7. Die vom Sport aktuell anberaumte Studie zur Dopingaufarbeitung in Ost und West muss insbesondere von nicht dopingsozialisierten Experten erstellt werden.
8. Zur Entwicklung wirksamer Therapien und sinnvoller Präventionsmaßnahmen sind von Dopinggeschädigten seit langem differenzierte Analysen von Sportschäden bzw. eine Langzeitstudie zu Krankheitsverläufen gefordert worden. Hier besteht nach wie vor dringender Handlungsbedarf.

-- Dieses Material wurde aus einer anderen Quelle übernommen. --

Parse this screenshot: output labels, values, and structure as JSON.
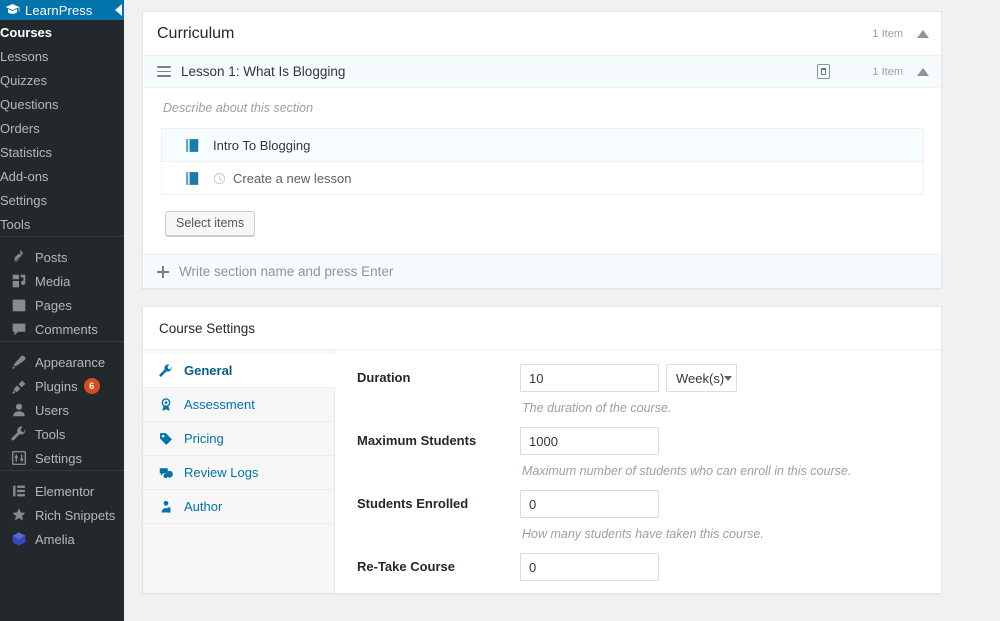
{
  "sidebar": {
    "brand": {
      "label": "LearnPress",
      "icon": "graduation-cap-icon",
      "color": "#0073aa",
      "collapse_icon": "collapse-left-arrow-icon"
    },
    "learnpress_items": [
      {
        "label": "Courses",
        "current": true
      },
      {
        "label": "Lessons",
        "current": false
      },
      {
        "label": "Quizzes",
        "current": false
      },
      {
        "label": "Questions",
        "current": false
      },
      {
        "label": "Orders",
        "current": false
      },
      {
        "label": "Statistics",
        "current": false
      },
      {
        "label": "Add-ons",
        "current": false
      },
      {
        "label": "Settings",
        "current": false
      },
      {
        "label": "Tools",
        "current": false
      }
    ],
    "wp_items": [
      {
        "label": "Posts",
        "icon": "pin-icon",
        "badge": ""
      },
      {
        "label": "Media",
        "icon": "media-icon",
        "badge": ""
      },
      {
        "label": "Pages",
        "icon": "page-icon",
        "badge": ""
      },
      {
        "label": "Comments",
        "icon": "comment-icon",
        "badge": ""
      }
    ],
    "wp_items2": [
      {
        "label": "Appearance",
        "icon": "brush-icon",
        "badge": ""
      },
      {
        "label": "Plugins",
        "icon": "plug-icon",
        "badge": "6"
      },
      {
        "label": "Users",
        "icon": "user-icon",
        "badge": ""
      },
      {
        "label": "Tools",
        "icon": "wrench-icon",
        "badge": ""
      },
      {
        "label": "Settings",
        "icon": "sliders-icon",
        "badge": ""
      }
    ],
    "plugin_items": [
      {
        "label": "Elementor",
        "icon": "elementor-icon",
        "badge": ""
      },
      {
        "label": "Rich Snippets",
        "icon": "star-icon",
        "badge": ""
      },
      {
        "label": "Amelia",
        "icon": "amelia-cube-icon",
        "badge": ""
      }
    ],
    "badge_color": "#d54e21"
  },
  "curriculum": {
    "title": "Curriculum",
    "item_count": "1 Item",
    "collapse_icon": "caret-up-icon",
    "section": {
      "drag_icon": "drag-handle-icon",
      "name": "Lesson 1: What Is Blogging",
      "remove_icon": "remove-section-icon",
      "item_count": "1 Item",
      "collapse_icon": "caret-up-icon",
      "description_placeholder": "Describe about this section",
      "items": [
        {
          "icon": "lesson-book-icon",
          "label": "Intro To Blogging",
          "selected": true,
          "pending": false
        },
        {
          "icon": "lesson-book-icon",
          "label": "Create a new lesson",
          "selected": false,
          "pending": true,
          "pending_icon": "clock-icon"
        }
      ],
      "select_items_label": "Select items"
    },
    "new_section_placeholder": "Write section name and press Enter",
    "new_section_icon": "plus-icon"
  },
  "course_settings": {
    "title": "Course Settings",
    "tabs": [
      {
        "label": "General",
        "icon": "wrench-icon",
        "active": true
      },
      {
        "label": "Assessment",
        "icon": "award-icon",
        "active": false
      },
      {
        "label": "Pricing",
        "icon": "tag-icon",
        "active": false
      },
      {
        "label": "Review Logs",
        "icon": "comments-icon",
        "active": false
      },
      {
        "label": "Author",
        "icon": "author-icon",
        "active": false
      }
    ],
    "accent_color": "#0073aa",
    "fields": [
      {
        "label": "Duration",
        "value": "10",
        "unit": "Week(s)",
        "has_unit": true,
        "description": "The duration of the course."
      },
      {
        "label": "Maximum Students",
        "value": "1000",
        "unit": "",
        "has_unit": false,
        "description": "Maximum number of students who can enroll in this course."
      },
      {
        "label": "Students Enrolled",
        "value": "0",
        "unit": "",
        "has_unit": false,
        "description": "How many students have taken this course."
      },
      {
        "label": "Re-Take Course",
        "value": "0",
        "unit": "",
        "has_unit": false,
        "description": ""
      }
    ]
  }
}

Die zu erwartende Zukunftsformel in Sachen Doping für Gesellschaft und Sport lautet: Die Zahl seiner Opfer wird exponential steigen. Persilscheine für das DDR-Zwangssystem und den BRD-Systemzwang sind das stärkste Indiz dafür, dass Sport und Politik dem Zeitgeist hinterhinken. Ein sauberer Sport ist keine Hexerei. Er braucht keine Zauberformeln. Man muss sich für ihn entscheiden und ihn dann realisieren.
Unterzeichnende:
u. a. Ute Krieger-Krause, Andreas Krieger, Uwe Trömer, Bernd Richter, Karen König, Brigitte Michel, Bernd Michel, Dagmar Kersten, Marie-Katrin Kanitz, Yvonne Gebhardt, Ines Geipel.